Pendant ce temps, Amadou Ba, responsable à Pastef, lui, a une toute autre idée de ce qui se passe dans l’ancienne puissance coloniale. Il y a deux jours, il postait : ‘’249 policiers et gendarmes blessés, malgré tout aucun manifestant tué par balle et zéro nervi avec armes de guerre dans les rues. On dirait qu’Allah a créé les émeutes en France pour anéantir les délires du Gouvernement et ses procureurs sur le terrorisme, l’insurrection et l’atteinte à la sureté de l’Etat.’’ Sur un autre post, il caricature : ‘’La France devrait recruter notre procureur pour criminaliser les émeutes en terrorisme, atteinte à la sureté de l’Etat et insurrection.
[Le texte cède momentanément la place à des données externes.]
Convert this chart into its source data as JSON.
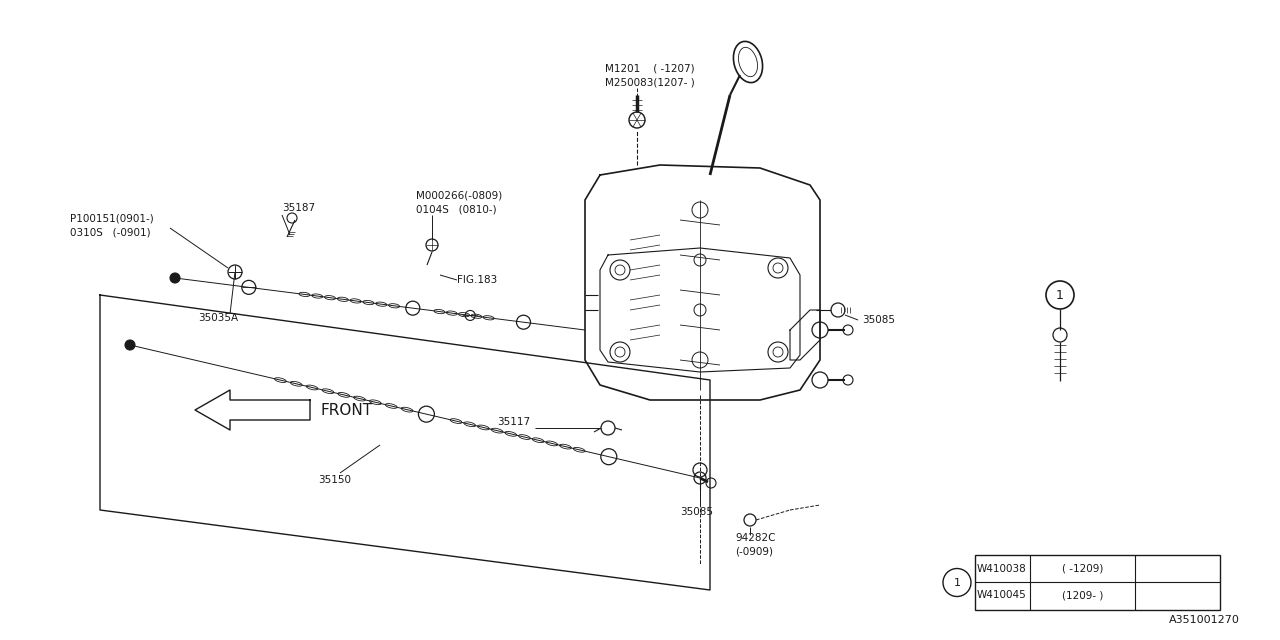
{
  "bg_color": "#ffffff",
  "line_color": "#1a1a1a",
  "font_color": "#1a1a1a",
  "diagram_id": "A351001270",
  "lw_main": 1.0,
  "lw_thick": 1.8,
  "lw_thin": 0.6,
  "font_size": 7.5,
  "label_M1201_line1": "M1201    ( -1207)",
  "label_M1201_line2": "M250083(1207- )",
  "label_35187": "35187",
  "label_M000266_line1": "M000266(-0809)",
  "label_M000266_line2": "0104S   (0810-)",
  "label_P100151_line1": "P100151(0901-)",
  "label_P100151_line2": "0310S   (-0901)",
  "label_FIG183": "FIG.183",
  "label_35035A": "35035A",
  "label_FRONT": "FRONT",
  "label_35117": "35117",
  "label_35085_top": "35085",
  "label_35150": "35150",
  "label_35085_bot": "35085",
  "label_94282C_line1": "94282C",
  "label_94282C_line2": "(-0909)",
  "table_row1_part": "W410038",
  "table_row1_range": "( -1209)",
  "table_row2_part": "W410045",
  "table_row2_range": "(1209- )"
}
Nous avons le même Code pénal pourtant.’’
 
Ainsi va la guerre des mots depuis l’éclatement des émeutes en France, le mardi dernier. Au-delà des états d’âme des différents états-majors, il y a pas mal de similitudes dans l’ampleur des émeutes et des différentes méthodes utilisées. Parmi ces similitudes, il y a surtout les réseaux sociaux et la présence massive des mineurs dans les manifestations. Si au Sénégal, le gouvernement a opté tout bonnement pour des restrictions, en France, il a surtout été question de saisir directement les gérants des plateformes pour censurer certains contenus. 
 
Comme quoi, chaque Etat lutte contre les RS avec les moyens à sa disposition.